La crise du Covid-19, les tensions géopolitiques entre la Chine et les Etats-Unis et l'essor spectaculaire de l'intelligence artificielle ont mis en lumière le caractère stratégique des semi-conducteurs pour l'avenir économique de l'Europe. Et donné une impulsion bienvenue aux rares start-up de la French Tech qui évoluent dans le secteur. Scalinx est l'une d'entre elles. Née en 2015, cette jeune pousse est spécialisée dans la conception de circuits intégrés pour la conversion analogique-numérique et numérique-analogique. « Nous développons un composant clé dans les systèmes électroniques qui font l'interface entre l'antenne, où nous recevons et émettons les ondes radios, et le terminal fixe ou mobile qui fait le traitement numérique », précise son fondateur, Hussein Fakhoury. La start-up vient de boucler une levée de fonds de 34 millions d'euros auprès de l'Etat français - via son fonds French Tech Souveraineté -, Go Capital et Thales. Ce financement est constitué « à moitié d'equity, à moitié de dette et de subventions », poursuit le dirigeant, qui a un doctorat en microélectronique et a réalisé une partie de sa carrière chez NXP Semiconductors.A ses débuts, la start-up s'est concentrée sur le secteur de la défense (composants pour les radios tactiques) et sur celui des équipements de tests et de mesures. Mais elle cherche désormais à se diversifier, en collaborant avec des spécialistes des infrastructures de communication sans fil. L'objectif : faciliter le déploiement de la 5G et de la 6G ainsi que, dans le futur, la mobilité autonome. La société assure avoir déjà signé un contrat avec un client dans les infrastructures télécoms. Sa levée de fonds doit lui permettre de codévelopper un nouveau composant qui pourrait arriver sur le marché à horizon « fin 2026, début 2027 », indique le patron.
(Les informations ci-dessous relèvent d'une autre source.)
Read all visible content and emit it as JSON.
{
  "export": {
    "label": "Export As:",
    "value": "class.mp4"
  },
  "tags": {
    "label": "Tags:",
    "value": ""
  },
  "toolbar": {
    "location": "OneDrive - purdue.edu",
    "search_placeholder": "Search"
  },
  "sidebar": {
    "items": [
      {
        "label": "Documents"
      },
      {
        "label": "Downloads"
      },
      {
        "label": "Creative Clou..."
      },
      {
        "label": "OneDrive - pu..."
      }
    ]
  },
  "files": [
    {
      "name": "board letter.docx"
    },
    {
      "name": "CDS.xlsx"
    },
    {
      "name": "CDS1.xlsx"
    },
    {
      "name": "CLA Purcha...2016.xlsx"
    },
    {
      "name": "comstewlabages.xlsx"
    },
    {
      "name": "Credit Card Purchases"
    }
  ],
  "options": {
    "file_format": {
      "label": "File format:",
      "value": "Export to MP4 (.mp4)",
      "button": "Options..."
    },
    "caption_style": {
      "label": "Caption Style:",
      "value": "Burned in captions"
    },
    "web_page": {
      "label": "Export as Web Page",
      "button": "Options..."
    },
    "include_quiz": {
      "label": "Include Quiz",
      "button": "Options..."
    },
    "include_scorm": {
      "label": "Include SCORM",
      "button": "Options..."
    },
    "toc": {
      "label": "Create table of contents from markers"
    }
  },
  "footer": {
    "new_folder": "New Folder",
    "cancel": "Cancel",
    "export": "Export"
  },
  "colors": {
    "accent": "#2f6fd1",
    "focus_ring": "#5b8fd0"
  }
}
Scalinx fait partie du programme gouvernemental French Tech 2030. Elle y côtoie deux autres start-up dans les puces : Kalray, qui développe des processeurs et des cartes d'accélération destinées à traiter des flux massifs de données - cette dernière a fait le choix de s'introduire en Bourse dès 2018 - et SiPearl, un concepteur de microprocesseur basse consommation dédié au calcul haute performance, qui a levé 90 millions d'euros en 2023. « Il s'agit une technologie unique en Europe », vante son dirigeant, Philippe Notton.

Sous-traiter la production

Atos fait partie des investisseurs de SiPearl. Thales a, lui, parié sur Scalinx, avec qui il travaille depuis cinq ans. « C'est une belle reconnaissance de la robustesse de notre technologie », observe Hussein Fakhoury. Le groupe dirigé par Patrice Caine est aussi monté l'an dernier au capital de GreenWaves Technologies, start-up qui développe une puce sobre pour les applications embarquées d'intelligence artificielle dans les objets connectés, lors de son tour de table de 20 millions d'euros.

Le secteur des semi-conducteurs se caractérise par un effort important en R&D et des cycles de vente long auprès des grands comptes. Ce qui coûte très cher à financer. C'est pourquoi toutes ces start-up se concentrent sur le design des puces et confient la production industrielle à des partenaires, comme le géant taïwanais TSMC. « Les usines européennes ne sont pas la solution à tout », glisse Philippe Notton, en rappelant malicieusement que Nvidia, qui a vu sa capitalisation boursière et ses revenus exploser depuis un an grâce au boom de l'IA, mise sur ce modèle économique.

Ces dernières années, l'Etat français et l'UE, via le Chips Act, ont pris conscience qu'il fallait accompagner financièrement la filière. Ce qui limite les risques pour les investisseurs privés, même si l'avance significative des Américains et des Asiatiques peut encore effrayer. « Il y a quelques années, on ne serait peut-être pas allé sur ce type de marché », avoue Bertrand Distinguin, le président de Go Capital, qui a investi dans Scalinx car il a été séduit par la qualité de l'équipe et sa technologie différenciante. « Cela reste un chemin de crête, mais nous y croyons et sommes volontaristes. »

Pour faire émerger des leaders mondiaux, il faudra toutefois que des investisseurs européens aient une plus grosse force de frappe à l'avenir. Cela ne devrait plus tarder. En 2023, trois ex-dirigeants de Soitec, NXP et Infineon se sont alliés à Ardian afin de lancer un fonds dédié à la filière des semi-conducteurs (Ardian Semiconductor). Celui-ci pourrait injecter plus de un milliard d'euros en Europe et donc donner des armes supplémentaires aux start-up de la French Tech.